After a year of contentious negotiations between Illinois Governor Bruce Rauner and the American Federation of State, County, and Municipal Employees, Council 31 (“AFSCME”), the parties reached a bargaining impasse in early 2016. As a result, the governor attempted to institute reforms over AFSCME’s objections, with the union then suing to thwart implementation. Caught in the middle of this power struggle was Mark Janus, a state employee who was compelled to subsidize the union’s efforts despite his personal opposition to its position (and non-membership). These forced exactions, known as “agency fees,” essentially provides workers in the 25 states that allow them, with a Hobson’s choice: Either sacrifice your First Amendment rights by funding political advocacy you may not like, or find another job.
The Supreme Court precedent allowing this unjust scenario, Abood v. Detroit Board of Education (1977), has become quite controversial. Twice in the past five years, the Court has explicitly questioned its central holding that mandatory agency fees are constitutional, and two terms ago the Court split 4-4 on the issue of whether to overturn Aboodoutright. Mr. Janus’s case finally provides the Court with a golden opportunity to restore the First Amendment liberties of the country’s public-sector workers. One of the union’s central arguments is that stare decisis should keep Abood in place. Stare decisis is a legal doctrine whereby courts are bound by their own precedents because of the reliance interests that have built up around them; sometimes it’s more disruptive to society to get a ruling right than to allow a possibly erroneous ruling to stand.

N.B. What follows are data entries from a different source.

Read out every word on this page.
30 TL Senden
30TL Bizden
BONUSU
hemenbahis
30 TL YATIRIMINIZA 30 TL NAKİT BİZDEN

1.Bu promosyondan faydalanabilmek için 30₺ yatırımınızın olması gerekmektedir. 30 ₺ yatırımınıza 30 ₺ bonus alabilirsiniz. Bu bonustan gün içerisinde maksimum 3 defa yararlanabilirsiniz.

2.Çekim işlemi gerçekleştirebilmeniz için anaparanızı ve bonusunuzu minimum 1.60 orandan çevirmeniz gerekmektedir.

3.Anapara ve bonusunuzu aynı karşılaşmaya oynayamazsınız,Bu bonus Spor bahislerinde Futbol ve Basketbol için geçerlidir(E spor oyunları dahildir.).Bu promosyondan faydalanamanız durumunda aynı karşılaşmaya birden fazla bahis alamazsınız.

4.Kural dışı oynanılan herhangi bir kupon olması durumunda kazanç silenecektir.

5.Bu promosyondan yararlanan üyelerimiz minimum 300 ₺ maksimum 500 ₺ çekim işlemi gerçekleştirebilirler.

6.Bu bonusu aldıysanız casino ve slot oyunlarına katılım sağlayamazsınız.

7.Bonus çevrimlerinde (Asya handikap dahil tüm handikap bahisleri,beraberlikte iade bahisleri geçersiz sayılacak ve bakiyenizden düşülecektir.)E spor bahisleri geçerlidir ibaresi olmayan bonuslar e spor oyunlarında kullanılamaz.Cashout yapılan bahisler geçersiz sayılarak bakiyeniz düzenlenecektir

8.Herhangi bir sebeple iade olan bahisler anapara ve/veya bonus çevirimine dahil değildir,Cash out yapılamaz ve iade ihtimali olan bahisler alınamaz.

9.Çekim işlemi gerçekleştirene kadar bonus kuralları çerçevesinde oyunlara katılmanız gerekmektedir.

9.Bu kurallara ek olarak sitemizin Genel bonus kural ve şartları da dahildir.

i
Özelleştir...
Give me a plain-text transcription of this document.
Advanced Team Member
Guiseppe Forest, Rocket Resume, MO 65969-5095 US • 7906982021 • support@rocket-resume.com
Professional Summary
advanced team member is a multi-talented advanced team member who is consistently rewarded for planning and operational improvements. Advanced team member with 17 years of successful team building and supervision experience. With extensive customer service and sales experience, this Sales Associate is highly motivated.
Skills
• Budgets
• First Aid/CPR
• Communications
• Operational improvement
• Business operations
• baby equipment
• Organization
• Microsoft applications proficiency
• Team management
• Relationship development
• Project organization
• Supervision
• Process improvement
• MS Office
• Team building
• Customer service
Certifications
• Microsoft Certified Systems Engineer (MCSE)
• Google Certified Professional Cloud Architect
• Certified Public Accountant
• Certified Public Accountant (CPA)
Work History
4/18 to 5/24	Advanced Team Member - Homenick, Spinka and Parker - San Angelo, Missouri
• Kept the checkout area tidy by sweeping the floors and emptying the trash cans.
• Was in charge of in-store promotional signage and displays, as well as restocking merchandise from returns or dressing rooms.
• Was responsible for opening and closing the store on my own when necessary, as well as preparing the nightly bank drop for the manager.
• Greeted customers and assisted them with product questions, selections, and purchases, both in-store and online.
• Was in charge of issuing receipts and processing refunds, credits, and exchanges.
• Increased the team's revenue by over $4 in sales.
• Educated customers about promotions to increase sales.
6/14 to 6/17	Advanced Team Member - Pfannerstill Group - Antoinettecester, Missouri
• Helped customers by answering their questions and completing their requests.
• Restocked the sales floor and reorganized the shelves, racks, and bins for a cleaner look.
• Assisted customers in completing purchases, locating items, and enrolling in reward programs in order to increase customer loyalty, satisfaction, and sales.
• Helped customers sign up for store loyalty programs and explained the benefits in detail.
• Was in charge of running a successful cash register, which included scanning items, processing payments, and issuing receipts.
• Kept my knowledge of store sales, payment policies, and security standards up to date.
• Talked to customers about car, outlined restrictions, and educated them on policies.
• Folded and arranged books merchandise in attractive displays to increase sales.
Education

Because only constitutional amendments can check the Supreme Court’s constitutional rulings, however, and given that it’s increasingly hard to enact constitutional amendments, stare decisis is at its weakest when constitutional rights are being violated. In fact, when judges find that certain prudential factors weigh in favor of overturning precedent, judges have a duty to correct those past constitutional mistakes.
Abood is mistaken for several reasons. First, it improperly used the concept of “labor peace” to justify the infringement on public employees’ First Amendment rights. Before Abood, labor peace was completely unrelated to the First Amendment, instead being used to analyze whether Congress had power under the Commerce Clause to regulate labor disputes. But just because the Constitution gives Congress such authority, it doesn’t necessarily follow that Congress’s particular exercise of that power respects fundamental constitutional rights.
Moreover, Abood represents an anomaly in First Amendment jurisprudence. Abood’s confusion of powers and rights marked a significant departure from the Court’s prior jurisprudence, while subsequent decisions have rendered it no more than a remnant of an abandoned doctrine. There are also no reliance interests worthy of stare decisisprotection, as employees certainly don’t rely on being deprived of their freedom of speech and association and unions’ desire to keep the money flowing isn’t a constitutionally cognizable interest.
Finally, when courts have attempted to apply the Abood standard, it has proven to be simply unworkable. Due to the inherently political nature of public-sector unions, their collective bargaining efforts and political actions are practically indistinguishable. Even if one could make such a distinction, it would be meaningless in practice because money is fungible.
With a focus on stare decisis in general and the flawed labor-peace rationale specifically, Cato—joined by the National Federation of Independent Business and Center of the American Experiment—has filed an amicus brief seeking to finally end the extensive and pernicious infringements on core constitutional principles. After the Supreme Court hears Janus v. AFSCME in the new year, it should overrule Abood and restore workers’ First Amendment rights.